MÜSİAD Genel MYK Üyesi, Milli ve Yerli Üretim Üst Kurulu Başkanı Soner Meşe, Kastamonu’yu kenevir üretiminde pilot 3 il arasına soktuklarını açıkladı ve yol haritasını tane tane anlattı şehrimizde düzenlenen dernek şubesinin kongresinde…
Allah gani gani razı olsun.
Konuşmasından anlaşılan, devletimiz kenevir tarımının ve sanayisinin komutasını MÜSİAD’a vermiş, gerekli raporlar hazırlanmış, pilot iller seçilmiş, tohum üretiminden sanayisine kadar tüm yol haritası çizilmiş…
MÜSİAD tek başına yapmayacak tüm bu işleri illa ki, tarım il müdürlükleriyle beraber çalışacak, öyle diyor Meşe.
Sivil toplum örgütü budur işte…
Önden yürür, peşinden kamuyu sürükler.
MÜSİAD olmasa ilimizde kenevir- kendir namına yel esmeyecekti doğrusunu söylemek gerekirse…
Daha bir meslek odası ağzını açıp “kenevir-kendir” demedi ilimizde, belli ki onlar da cümbürcemaat MÜSİAD’ı takip edecekler.
Doğrusu da bu…
Sivil toplum örgütleri, meslek odalarını da peşinde sürükler çünkü.
“KATSO, Kastamonu Ticaret Borsası, Kastamonu Ziraat Odası”…
MÜSİAD’a yardımcı olmalılar bu süreçte, amiral gemisinin etrafında filikaları ile üzerilerine düşeni yapmalılar.
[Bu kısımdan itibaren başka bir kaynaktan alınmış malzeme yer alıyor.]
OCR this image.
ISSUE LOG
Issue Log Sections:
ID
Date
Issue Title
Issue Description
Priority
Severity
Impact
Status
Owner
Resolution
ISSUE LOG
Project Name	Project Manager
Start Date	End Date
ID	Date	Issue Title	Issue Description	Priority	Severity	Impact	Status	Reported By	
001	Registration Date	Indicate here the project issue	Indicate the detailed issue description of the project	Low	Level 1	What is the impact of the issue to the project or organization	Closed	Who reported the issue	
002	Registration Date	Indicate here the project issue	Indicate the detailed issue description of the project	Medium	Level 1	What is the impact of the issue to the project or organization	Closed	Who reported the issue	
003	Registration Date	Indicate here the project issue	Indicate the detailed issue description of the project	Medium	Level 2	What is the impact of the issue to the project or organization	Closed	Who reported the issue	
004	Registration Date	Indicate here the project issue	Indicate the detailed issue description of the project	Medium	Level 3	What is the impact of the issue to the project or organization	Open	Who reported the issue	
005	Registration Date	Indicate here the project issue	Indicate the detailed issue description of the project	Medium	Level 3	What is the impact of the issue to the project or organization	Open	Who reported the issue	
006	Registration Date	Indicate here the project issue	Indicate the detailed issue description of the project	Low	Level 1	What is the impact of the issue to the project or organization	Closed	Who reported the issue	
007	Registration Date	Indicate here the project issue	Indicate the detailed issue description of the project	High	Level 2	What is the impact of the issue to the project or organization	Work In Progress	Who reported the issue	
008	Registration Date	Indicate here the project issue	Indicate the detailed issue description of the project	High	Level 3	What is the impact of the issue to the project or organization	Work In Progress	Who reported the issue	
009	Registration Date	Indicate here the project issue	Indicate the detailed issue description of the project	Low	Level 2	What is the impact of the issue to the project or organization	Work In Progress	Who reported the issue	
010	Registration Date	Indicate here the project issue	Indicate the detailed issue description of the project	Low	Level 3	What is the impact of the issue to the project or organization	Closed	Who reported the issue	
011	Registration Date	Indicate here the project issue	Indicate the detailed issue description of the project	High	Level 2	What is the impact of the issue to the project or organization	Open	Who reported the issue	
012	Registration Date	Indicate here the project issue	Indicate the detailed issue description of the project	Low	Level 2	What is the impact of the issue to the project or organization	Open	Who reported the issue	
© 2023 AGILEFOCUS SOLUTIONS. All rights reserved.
MÜSİAD Genel MYK Üyesi, Milli ve Yerli Üretim Üst Kurulu Başkanı Soner Meşe olmasa, Kastamonu pilot il olamayacaktı…
Meşe’nin Kastamonu tarımına verdiği yön her türlü takdirin ötesinde.
Taşköprü havalisi başta olmak üzere “ekilebilir müsait tarım arazilerimiz” kendirle buluşacak yıllar sonra Meşe’nin ifadesiyle…
Başta Taşköprü olmak üzere müteşekkir olmalıyız MÜSİAD ve Meşe’ye.
Not 1: 23 Ağustos Ortaokulu’nun kuzey-doğu yönündeki bahçesine vaktinde bir pansiyon yaptı Bakanlık, liseli kız öğrencilerin barınması için, hayırlı bir yatırımdı sonuçta…
Ne yapsın Bakanlık, şehrimizde eğitime ayrılan yer bulamadı demek ki o vakit, okulun sosyal alanı içine ucube dikti.
Resmen ucubeydi ama…
Çirkinlik abidesi.
Aktekke Mahallesi’nin yaşı kemale ermiş çocukları o bahçeyi hatırlar, basketbol sahasıydı, mini futbol sahasıydı, yekun Sarıkaya, Ayıcılar, Bakımevi sokak oradaydı yazları…
Okul bahçesiydi.
Bina dikildi…
Yıkmışlar geçenlerde.
Ahımız tuttu belki de…
Çocukluk hayallerim geri döndü.
Not 2: Önceki akşam, Nasrullah Köprüsü’nün karşısındaki börekçinin camekan dibine bir güvercin sığınmış, uçamıyor garip, etrafında bir kalabalık…
Derdiyle dertlenenler.
Bir ara sığındığı yere bırakılacak gibi oldu, “Kedi yer garibi” dedim, birisi alıp götürsün sağlam bir sığınağa diye, akıl vereceğine alıp götürsene…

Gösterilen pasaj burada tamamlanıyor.